Командир полка снова схватился за телефонную трубку:

— Нача...

И не договорил.

Показалось, что над самым ухом застрочил пулемет. Он бил с крайнего выступа Меловой горы. Бил оттуда, откуда его не ждали.


Не зря показалось вчера Чолпонбаю подозрительным расположение камня. Дзот контролировал огнем и реку, и подходы к Меловой горе, и подступы к уже обезвреженному дзоту.

Сейчас пулемет бьет по ним и каждую секунду может перенести удар на тех, кто начал форсировать реку. И переправа будет сорвана, если не перервать глотку этому дзоту. Но как? Как его взять? Как остановить огонь врага?

Эти вопросы неумолимо возникали не только перед командиром полка, но прежде всего перед теми, кто был на том берегу, у подножия Меловой горы...

— Справа придется! — крикнул Герман.

— Да, надо в обход! — подтвердил Горохов. — Но сколько времени потеряем? Сорвем переправу, если не заткнем ему глотку!

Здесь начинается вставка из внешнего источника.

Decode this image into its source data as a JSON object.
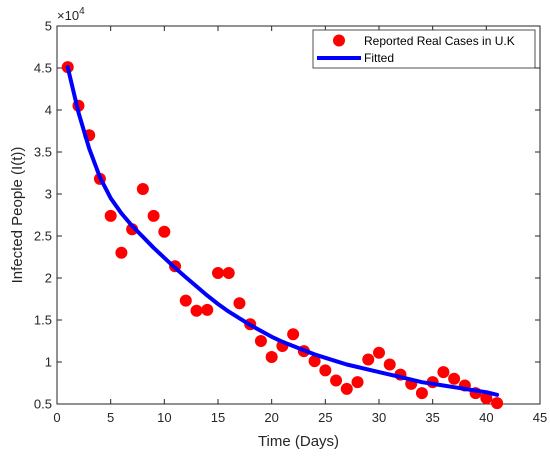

Чолпонбай тронул старшего лейтенанта за рукав и попросил так, словно речь шла не о нем, не о его жизни, а о чем-то постороннем, именно попросил:

— Разрешите мне напрямик?

— На-пря-мик? — Горохов даже протянул это слово: напрямик — значит верная смерть, верная, даже вдали от дзота. Тут шансов нет ни одного из десяти. Ни одного из сотни. Ни одного из тысячи.

— Да, напрямик! — уже требовал Чолпонбай. — А вы оба бегом, в обход. Иначе сорвется переправа. Если я даже не сумею что-либо сделать, то хоть отвлеку на себя внимание противника. А вы за это время...

И тут Чолпонбай трижды поднял над собой автомат: как бы продублировал условленный сигнал.

— Давай, дружище! Вот тебе гранаты. — Горохов протянул свои.

— У меня есть дареные. От политрука Деревянкина...

Горохов обнял солдата, коснулся разгоряченной щекой щеки друга. И Чолпонбай быстро, как кошка, пополз на меловую кручу. Горохов и Герман устремились по каменной террасе в обход, чтобы с двух сторон блокировать дзот.

Был непонятный прилив сил: будто сейчас Чолпонбаю помогали все преодоленные им горы Тянь-Шаня, помогали месяцы тренировок и учений и еще что-то, неуловимое, неосязаемое.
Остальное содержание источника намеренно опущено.